Come avrebbe potuto d’altronde, Lei che racconta di aver perso un bambino e di non aver potuto contare sul sostegno del compagno?

Inutile, da parte di Giovanni, cospargersi il capo di cenere: “Sono qui per chiederti perdono per tutto il male che ti ho fatto. Sono pentito, non c’è mai stato un sentimento nei confronti dell’altra persona. Ho distrutto il nostro matrimonio. Tu non hai colpe“.

E ancora: “Mi uccide dentro, non averti fatto sentire amata come dovevi. Ti amo, ti ho sempre amato e ti amerò per sempre. Mi manca tutto di te. Spero che un giorno riuscirai a guardarmi negli occhi come l’uomo di cui eri innamorata, ti amo“.

Quante belle parole, ci verrebbe da dire. E tutto – a domandarlo è l’amor di spettacolo, prima di ogni altra cosa. Poi, pure, l’accento romantico che alberga nel cuore di ognuno di noi – avrebbe dovuto contribuire alla riconciliazione.

E invece no. Ed ecco la novità. Plausibile e strabiliante al tempo stesso. Alessia non solo non ha voluto sentire ragioni, ma si è, in qualche modo, presa la personale rivincita, umiliando l’ormai ex, di fronte alle telecamere: “Quando ho capito che c’era qualcuna, gli ho detto che non volevo sapere chi fosse. Gli ho detto: Chiudi e rendimi felice. Dirgli che mi fa schifo è una piccolezza, rispetto a come sono stata“.

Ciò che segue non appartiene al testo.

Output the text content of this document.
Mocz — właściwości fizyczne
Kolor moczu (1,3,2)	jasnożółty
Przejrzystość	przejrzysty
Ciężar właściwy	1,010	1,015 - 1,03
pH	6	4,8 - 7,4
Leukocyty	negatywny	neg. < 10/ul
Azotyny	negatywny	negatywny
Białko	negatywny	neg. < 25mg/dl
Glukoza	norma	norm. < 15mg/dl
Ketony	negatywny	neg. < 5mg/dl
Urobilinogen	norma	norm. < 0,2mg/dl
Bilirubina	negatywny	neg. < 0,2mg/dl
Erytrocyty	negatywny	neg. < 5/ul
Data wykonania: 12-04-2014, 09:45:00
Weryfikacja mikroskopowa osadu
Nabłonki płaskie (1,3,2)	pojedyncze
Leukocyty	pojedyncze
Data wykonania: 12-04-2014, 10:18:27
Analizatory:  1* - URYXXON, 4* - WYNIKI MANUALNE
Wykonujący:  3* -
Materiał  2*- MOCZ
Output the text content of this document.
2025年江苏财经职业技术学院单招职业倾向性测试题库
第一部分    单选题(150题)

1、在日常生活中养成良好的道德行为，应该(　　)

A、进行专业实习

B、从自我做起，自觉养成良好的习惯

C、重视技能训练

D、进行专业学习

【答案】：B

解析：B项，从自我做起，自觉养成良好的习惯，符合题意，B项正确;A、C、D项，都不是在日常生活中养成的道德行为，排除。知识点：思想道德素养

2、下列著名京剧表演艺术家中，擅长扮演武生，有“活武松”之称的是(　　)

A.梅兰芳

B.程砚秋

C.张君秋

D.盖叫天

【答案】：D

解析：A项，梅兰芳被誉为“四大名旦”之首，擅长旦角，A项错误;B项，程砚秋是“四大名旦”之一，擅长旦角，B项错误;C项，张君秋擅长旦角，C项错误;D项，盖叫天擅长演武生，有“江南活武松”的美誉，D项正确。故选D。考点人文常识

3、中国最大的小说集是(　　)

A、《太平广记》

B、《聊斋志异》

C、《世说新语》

Così cala il sipario. Con la protervia di una donna che, differentemente da tante altre, non ha bisogno di riaccettare in casa il proprio uomo, nonostante tutto. Che non necessariamente è tenuta, per educazione, per preoccupazione, per facciata, a chiudere un occhio. O meglio, tutti e due, pur di arrivare ad un lieto fine. Lei è decisa. Ha deciso. E quel che è scritto è scritto.

Senza romanticherie. Senza fingimenti. Senza piegarsi ad una logica che, al giorno d’oggi, non ha più motivo di esistere. E, cosa ancor più sorprendente, i commenti stanno a zero. Che qui nessuno può metter bocca.

Quando si parla di parità dei sessi… Pari è quando, all’occasione, si ha la possibilità di riprendere in mano se stessi e le sorti della propria esistenza. Quando il male subito lo si può cancellare. Rimuovere, seppure in virtù di un vigoroso lasso di tempo. Quando, liberamente, si può rispondere No, o Non Più, a seconda dei casi. E farlo a cuore convinto e leggero, con la certezza, volendo, che si potrà intessere un secondo domani. Più virtuoso. Più soddisfacente. Meno infarcito di tanti bei discorsi e colmo, piuttosto, di fatti.

Che quelli contano, ancora e per fortuna, più di ogni altra cosa.